There’s also Netflix, which offers its Marvel (not affiliated with Marvel Studios, the film arm) shows (“Daredevil,” “Jessica Jones,” “Luke Cage,” “Iron Fist,” and “The Defenders”) to stream in 4K.
So Marvel Studios is late to the party, which could be for a number of reasons. It’s owned by Disney, which has been cautious about the format, as it has not yet put any of its classic animated movies or recent live-action adaptations in the 4K format on home video just yet. Disney could be waiting to see if home audiences care about the quality difference and actually buy the necessary products, including a 4K television and a 4K Blu-ray player.

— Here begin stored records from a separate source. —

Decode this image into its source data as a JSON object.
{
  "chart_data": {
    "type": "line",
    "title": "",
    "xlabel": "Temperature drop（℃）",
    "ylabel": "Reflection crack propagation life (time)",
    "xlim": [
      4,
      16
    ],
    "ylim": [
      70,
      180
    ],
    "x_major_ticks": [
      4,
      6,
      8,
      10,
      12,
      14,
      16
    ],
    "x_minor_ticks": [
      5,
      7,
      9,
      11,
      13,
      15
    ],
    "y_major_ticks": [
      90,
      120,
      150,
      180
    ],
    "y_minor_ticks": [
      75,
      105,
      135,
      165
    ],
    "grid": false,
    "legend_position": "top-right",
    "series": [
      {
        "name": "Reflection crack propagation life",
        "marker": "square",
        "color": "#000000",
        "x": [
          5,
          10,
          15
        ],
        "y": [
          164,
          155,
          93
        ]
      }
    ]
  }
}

Marvel Studios and Disney also have had to consider younger fans who likely consume their superhero entertainment on their phones and tablets. Some mobile devices have 4K streaming capability and more might have it in the future — but their young users are not so likely to want to purchase a 4K Blu-ray disk. Younger viewers may be drawn into the format if their video game console offers a built in 4K player (like the Xbox One), but otherwise it might not be high on their viewing radar.
4K viewing provides brighter and stronger colors. Details on those super-suits are more crisp. If you’re a high definition junkie, the difference is noticeable and enjoyable.
We should now expect future Marvel Studios releases such as November’s “Thor: Ragnarok” and next year’s “Avengers: Infinity War” to also get the 4K treatment, and all of their current home video releases to eventually getting converted as well. And if Disney gave the OK for Marvel Studios to go 4K, could its “Star Wars” video library be far behind? Perhaps this December’s “Star Wars: The Last Jedi” will have a 4K release on home video in 2018.
The viewing future of Marvel Studios home entertainment releases and possibly others under the Disney umbrella (we mean you, Kylo Ren) is now brighter and a whole lot more clear.